What name or "construct" would you use to label that feeling?

And how does this contrast with asking direct questions – or even administering a Likert questionnaire?

Bon voyage!


References

Friedman, H. H., Herskovitz, P.J., and Pollack, S (1993). The Biasing Effects of Scale-Checking Styles on Response to a Likert Scale. Proceedings of the Survey Research Methods Section, American Statistical Association. pp. 792-794.

Hinkle, Veronica (2009). Using Repertory Grid Interviews to Capture First Impressions of Home Pages. Usability News, 11 (2). (See references in this article for other usability studies using Repertory Grid Technique.)

Message from the CEO, Dr. Eric Schaffer — The Pragmatic Ergonomist

Leave a comment here

Reader comments

Jose Alves
DNV

Very interesting and useful.
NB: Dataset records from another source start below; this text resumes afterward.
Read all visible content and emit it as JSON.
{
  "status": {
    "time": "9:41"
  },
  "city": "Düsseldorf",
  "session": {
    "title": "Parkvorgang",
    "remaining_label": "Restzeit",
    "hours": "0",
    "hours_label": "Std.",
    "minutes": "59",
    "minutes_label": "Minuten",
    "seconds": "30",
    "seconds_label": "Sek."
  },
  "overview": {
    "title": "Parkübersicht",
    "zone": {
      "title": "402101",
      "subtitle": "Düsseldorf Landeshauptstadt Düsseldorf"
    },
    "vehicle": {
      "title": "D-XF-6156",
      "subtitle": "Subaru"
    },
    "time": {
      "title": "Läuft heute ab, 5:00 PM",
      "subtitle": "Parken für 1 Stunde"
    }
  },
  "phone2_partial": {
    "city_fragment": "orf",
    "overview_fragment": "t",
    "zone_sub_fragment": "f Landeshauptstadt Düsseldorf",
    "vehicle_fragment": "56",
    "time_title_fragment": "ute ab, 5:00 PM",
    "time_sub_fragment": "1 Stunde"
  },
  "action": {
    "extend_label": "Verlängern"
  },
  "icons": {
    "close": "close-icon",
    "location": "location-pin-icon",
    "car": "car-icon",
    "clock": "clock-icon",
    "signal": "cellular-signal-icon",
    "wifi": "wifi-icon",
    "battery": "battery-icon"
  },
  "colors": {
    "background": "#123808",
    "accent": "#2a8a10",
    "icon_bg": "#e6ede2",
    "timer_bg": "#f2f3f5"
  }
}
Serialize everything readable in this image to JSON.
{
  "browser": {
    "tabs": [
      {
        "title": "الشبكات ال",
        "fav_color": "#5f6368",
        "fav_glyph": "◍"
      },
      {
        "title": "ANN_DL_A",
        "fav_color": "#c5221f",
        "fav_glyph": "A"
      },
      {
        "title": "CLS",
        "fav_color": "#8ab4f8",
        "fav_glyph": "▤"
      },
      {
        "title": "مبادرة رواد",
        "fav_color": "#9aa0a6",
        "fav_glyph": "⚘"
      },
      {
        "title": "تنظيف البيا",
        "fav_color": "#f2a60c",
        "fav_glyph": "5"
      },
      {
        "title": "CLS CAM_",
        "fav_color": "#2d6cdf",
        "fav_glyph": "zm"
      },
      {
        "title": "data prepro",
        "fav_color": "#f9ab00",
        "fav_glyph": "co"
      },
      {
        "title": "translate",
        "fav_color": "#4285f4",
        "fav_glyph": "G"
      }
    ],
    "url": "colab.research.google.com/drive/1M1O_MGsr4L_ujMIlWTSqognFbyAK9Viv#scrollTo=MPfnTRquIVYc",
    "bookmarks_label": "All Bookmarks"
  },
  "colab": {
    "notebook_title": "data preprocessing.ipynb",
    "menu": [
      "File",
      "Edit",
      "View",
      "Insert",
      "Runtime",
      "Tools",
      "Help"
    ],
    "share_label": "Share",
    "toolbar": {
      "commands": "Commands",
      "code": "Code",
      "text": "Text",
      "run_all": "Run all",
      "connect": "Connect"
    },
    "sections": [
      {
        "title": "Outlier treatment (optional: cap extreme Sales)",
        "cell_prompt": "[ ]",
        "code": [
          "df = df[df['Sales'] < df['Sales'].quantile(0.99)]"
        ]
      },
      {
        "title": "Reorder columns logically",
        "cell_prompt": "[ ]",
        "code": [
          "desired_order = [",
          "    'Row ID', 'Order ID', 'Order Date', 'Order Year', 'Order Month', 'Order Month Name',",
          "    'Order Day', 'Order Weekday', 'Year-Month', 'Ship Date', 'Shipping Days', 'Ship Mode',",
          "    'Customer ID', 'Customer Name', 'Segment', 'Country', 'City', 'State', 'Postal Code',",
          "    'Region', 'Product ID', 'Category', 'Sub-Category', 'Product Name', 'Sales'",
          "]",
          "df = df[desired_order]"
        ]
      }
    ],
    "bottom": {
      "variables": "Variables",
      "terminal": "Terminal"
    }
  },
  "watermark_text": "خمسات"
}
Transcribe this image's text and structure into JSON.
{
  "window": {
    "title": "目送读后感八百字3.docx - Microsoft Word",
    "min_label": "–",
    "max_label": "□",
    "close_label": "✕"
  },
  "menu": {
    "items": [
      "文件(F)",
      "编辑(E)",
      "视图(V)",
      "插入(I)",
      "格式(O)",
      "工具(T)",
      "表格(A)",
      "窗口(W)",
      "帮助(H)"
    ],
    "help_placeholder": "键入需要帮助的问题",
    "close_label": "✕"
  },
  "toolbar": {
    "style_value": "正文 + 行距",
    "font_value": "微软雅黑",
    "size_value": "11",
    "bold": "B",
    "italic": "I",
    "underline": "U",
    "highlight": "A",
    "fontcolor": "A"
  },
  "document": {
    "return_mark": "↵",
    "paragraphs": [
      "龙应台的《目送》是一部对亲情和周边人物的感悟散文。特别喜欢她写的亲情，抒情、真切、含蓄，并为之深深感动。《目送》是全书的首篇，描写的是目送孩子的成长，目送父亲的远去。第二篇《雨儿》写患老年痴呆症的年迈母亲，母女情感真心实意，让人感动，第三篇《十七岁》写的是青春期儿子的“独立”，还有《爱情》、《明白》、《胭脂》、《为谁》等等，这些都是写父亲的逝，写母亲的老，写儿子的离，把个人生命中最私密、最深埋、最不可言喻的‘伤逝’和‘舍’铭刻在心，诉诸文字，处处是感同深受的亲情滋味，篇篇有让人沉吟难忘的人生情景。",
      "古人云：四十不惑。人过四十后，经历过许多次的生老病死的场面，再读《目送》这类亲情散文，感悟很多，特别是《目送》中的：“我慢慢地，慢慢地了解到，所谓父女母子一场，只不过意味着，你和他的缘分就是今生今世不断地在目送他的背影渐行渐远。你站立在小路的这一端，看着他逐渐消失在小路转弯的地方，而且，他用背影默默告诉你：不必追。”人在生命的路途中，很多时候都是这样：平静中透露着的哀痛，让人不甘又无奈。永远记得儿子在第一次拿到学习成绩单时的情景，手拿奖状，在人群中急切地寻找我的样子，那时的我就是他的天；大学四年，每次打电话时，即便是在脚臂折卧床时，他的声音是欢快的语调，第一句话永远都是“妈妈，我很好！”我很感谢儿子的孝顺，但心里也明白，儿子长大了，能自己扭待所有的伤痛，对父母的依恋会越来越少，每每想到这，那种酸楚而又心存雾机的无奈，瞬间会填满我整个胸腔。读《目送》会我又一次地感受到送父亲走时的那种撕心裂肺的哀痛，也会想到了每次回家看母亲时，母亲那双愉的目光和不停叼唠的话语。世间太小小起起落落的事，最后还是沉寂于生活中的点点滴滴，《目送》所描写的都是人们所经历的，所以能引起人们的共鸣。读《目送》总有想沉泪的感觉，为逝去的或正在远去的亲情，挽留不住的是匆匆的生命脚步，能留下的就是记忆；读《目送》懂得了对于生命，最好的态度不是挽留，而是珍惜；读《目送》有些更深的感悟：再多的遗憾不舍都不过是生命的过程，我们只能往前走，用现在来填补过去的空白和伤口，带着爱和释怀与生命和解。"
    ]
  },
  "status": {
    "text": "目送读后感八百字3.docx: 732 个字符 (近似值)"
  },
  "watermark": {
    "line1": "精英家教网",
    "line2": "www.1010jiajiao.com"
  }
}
For Culture assessment, for instance, the design of a good survey is a big issue. Congratulations.

Victor Ingurgio
DSCI

The RGI seems useful for so much more. I might try it out with some symbology efforts that I have coming up; trying to decide which symbology format is "better" than another.

David Ballou
Iowa Foundation for Medical Care

Interesting, useful article – thanks! I've always considered questionnaire bias to be an extremely thorny thicket. "Favorably worded" to one subject can be "unfavorably worded" to another. "Neutral" can be favorably or unfavorably slanted, depending on the user's bias, which seems difficult to determine. The testing environment can play a role, as can the dress of the experimenter. For that reason I always try to track actual user behaviors as a key to preferences instead of using questionnaires if at all possible. Least bias of all, perhaps, enters into experiments using passive measures, which involve no direct interaction with users, but simply reviewing physical written records or wear patterns.